Ces dernières années, les scientifiques et les professionnels de la santé ont de plus en plus mis en garde contre les dangers des aliments ultra-transformés (UPF), suggérant qu’ils contribuent de manière significative aux taux de maladies chroniques. Mais que sont exactement les UPF, pourquoi pourraient-ils être nocifs et dans quelle mesure le public devrait-il prendre ces préoccupations au sérieux ?
Définir les aliments ultra-transformés
Depuis des millénaires, les humains transforment les aliments pour en améliorer le goût et la conservation grâce à des méthodes telles que le broyage, le salage et la fermentation. Cependant, le terme « ultra-transformé » est apparu à la fin des années 2000, inventé par Carlos Monteiro de l’Université de São Paulo. Il a défini ces aliments comme des produits fabriqués en décomposant des aliments entiers en leurs composants – sucres, graisses, fibres – et en les modifiant chimiquement avec des additifs. Les exemples courants incluent les céréales pour petit-déjeuner, les biscuits, les bâtonnets de poisson, les glaces, le pain produit en série et les boissons sucrées.
Le passage aux UPF remet en question les conseils nutritionnels traditionnels, qui se concentrent principalement sur la limitation du sel, du sucre et des graisses saturées tout en augmentant les fibres et les vitamines.

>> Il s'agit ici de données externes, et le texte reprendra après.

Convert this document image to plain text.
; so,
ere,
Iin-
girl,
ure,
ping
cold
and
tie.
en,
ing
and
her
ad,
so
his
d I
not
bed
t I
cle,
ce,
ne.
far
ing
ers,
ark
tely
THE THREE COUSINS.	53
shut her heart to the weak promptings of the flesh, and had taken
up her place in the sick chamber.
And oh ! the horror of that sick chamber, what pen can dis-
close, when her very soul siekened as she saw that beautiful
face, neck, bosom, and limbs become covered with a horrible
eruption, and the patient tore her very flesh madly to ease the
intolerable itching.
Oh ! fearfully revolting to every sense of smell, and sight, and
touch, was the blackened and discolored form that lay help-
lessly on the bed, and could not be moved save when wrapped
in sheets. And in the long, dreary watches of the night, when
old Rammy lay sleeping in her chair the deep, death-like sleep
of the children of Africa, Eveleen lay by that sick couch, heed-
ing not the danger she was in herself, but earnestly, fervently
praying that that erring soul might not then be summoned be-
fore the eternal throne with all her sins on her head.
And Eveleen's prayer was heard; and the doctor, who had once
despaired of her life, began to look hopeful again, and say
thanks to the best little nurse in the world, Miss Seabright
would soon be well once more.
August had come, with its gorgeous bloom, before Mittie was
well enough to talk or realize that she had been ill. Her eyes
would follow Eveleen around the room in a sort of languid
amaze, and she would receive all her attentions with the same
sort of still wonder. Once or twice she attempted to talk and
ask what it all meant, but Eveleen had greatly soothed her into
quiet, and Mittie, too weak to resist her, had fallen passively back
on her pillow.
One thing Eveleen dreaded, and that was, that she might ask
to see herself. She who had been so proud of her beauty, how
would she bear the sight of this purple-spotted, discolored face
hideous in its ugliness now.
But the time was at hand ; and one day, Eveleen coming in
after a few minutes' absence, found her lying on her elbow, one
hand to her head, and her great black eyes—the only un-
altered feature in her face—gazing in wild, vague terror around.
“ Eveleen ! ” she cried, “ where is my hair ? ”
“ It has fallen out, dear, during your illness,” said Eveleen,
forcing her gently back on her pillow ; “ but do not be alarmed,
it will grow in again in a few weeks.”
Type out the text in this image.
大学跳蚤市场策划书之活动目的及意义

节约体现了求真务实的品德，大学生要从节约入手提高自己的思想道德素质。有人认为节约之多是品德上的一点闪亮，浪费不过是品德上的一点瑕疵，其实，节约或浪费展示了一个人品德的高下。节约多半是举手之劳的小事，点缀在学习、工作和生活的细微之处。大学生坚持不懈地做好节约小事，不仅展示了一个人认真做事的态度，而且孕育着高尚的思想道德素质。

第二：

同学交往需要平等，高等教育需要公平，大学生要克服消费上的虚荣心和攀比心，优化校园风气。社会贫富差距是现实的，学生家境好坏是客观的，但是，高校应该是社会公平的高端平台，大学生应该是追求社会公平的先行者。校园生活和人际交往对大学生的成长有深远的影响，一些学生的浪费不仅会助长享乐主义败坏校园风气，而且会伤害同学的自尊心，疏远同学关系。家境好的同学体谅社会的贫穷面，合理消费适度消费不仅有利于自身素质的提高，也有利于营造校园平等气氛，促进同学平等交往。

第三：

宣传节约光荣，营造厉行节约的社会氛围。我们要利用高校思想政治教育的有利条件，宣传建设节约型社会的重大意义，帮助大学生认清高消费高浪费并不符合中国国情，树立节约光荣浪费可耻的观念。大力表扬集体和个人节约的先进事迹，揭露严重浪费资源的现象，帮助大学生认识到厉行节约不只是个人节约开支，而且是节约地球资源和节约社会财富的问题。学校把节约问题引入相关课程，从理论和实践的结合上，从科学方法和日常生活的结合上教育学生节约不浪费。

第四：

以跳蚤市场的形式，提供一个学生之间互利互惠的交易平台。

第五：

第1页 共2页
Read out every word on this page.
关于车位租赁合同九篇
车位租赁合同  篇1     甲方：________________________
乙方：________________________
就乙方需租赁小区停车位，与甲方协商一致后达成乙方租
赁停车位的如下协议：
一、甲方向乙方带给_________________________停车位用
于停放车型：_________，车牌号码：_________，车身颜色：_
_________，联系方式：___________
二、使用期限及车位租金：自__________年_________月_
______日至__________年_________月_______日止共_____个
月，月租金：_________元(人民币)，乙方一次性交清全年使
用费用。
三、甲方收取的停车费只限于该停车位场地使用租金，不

L’accent mis sur le degré de transformation suggère que la manière dont un aliment est fabriqué peut être aussi importante que ce qu’il contient. Certains pays, dont le Brésil, la Belgique et la Nouvelle-Zélande, ont déjà ajusté leurs directives alimentaires pour décourager la consommation d’UPF.
Les preuves : corrélation contre causalité
Plus de 100 études associent désormais les régimes UPF élevés à des risques accrus de cancer, de diabète, de démence, de maladies cardiaques, d’obésité et de maladies intestinales. Cependant, bon nombre de ces études démontrent uniquement une corrélation, et non un lien de causalité. Les régimes riches en UPF coïncident souvent avec d’autres habitudes malsaines, ce qui rend difficile l’isolement de l’effet de la transformation elle-même. De plus, les études basées sur les régimes alimentaires autodéclarés sont sujettes à des inexactitudes.
Les preuves les plus solides proviennent d’un essai randomisé de 2019, même s’il s’agissait d’un essai de petite envergure et de courte durée. Les volontaires suivant un régime riche en UPF consommaient environ 500 calories de plus par jour et prenaient du poids, tandis que ceux suivant un régime non transformé perdaient du poids. Cela suggère que les UPF peuvent encourager la suralimentation car ils sont conçus pour être appétissants et faciles à digérer.
Au-delà des calories : autres risques potentiels
Certains scientifiques pensent que les UPF pourraient nuire à la santé d’autres manières. La contamination par les toxines industrielles, les additifs nocifs comme les émulsifiants et la perturbation du microbiome intestinal sont autant de préoccupations potentielles. Certains plaident en faveur d’une réglementation stricte sur les UPF – semblables à celles du tabac – comprenant des étiquettes d’avertissement, des restrictions en matière de publicité, des interdictions d’école et des taxes élevées.
Contre-arguments et considérations pratiques
Les critiques affirment que les preuves ne sont pas suffisamment solides pour justifier des politiques aussi agressives. L’étiquette UPF est large et peut inclure des aliments raisonnablement sains comme le yaourt ou le pain complet. Même les nutritionnistes ont du mal à catégoriser les aliments de manière cohérente, ce qui rend la compréhension du consommateur difficile. De plus, de nombreuses personnes dépendent des UPF en raison de contraintes de temps ou de contraintes financières, et les diaboliser pourrait limiter l’accès à une nutrition abordable.
Conclusion
Bien que les UPF soient manifestement liés à des habitudes alimentaires malsaines et à la surconsommation, les éviter complètement est irréaliste pour la plupart. Réduire la consommation et donner la priorité aux aliments complets est bénéfique, mais il est peu probable qu’une consommation modérée soit catastrophique. Une approche équilibrée – réduire autant que possible tout en reconnaissant la commodité – est plus pratique qu’une restriction rigide.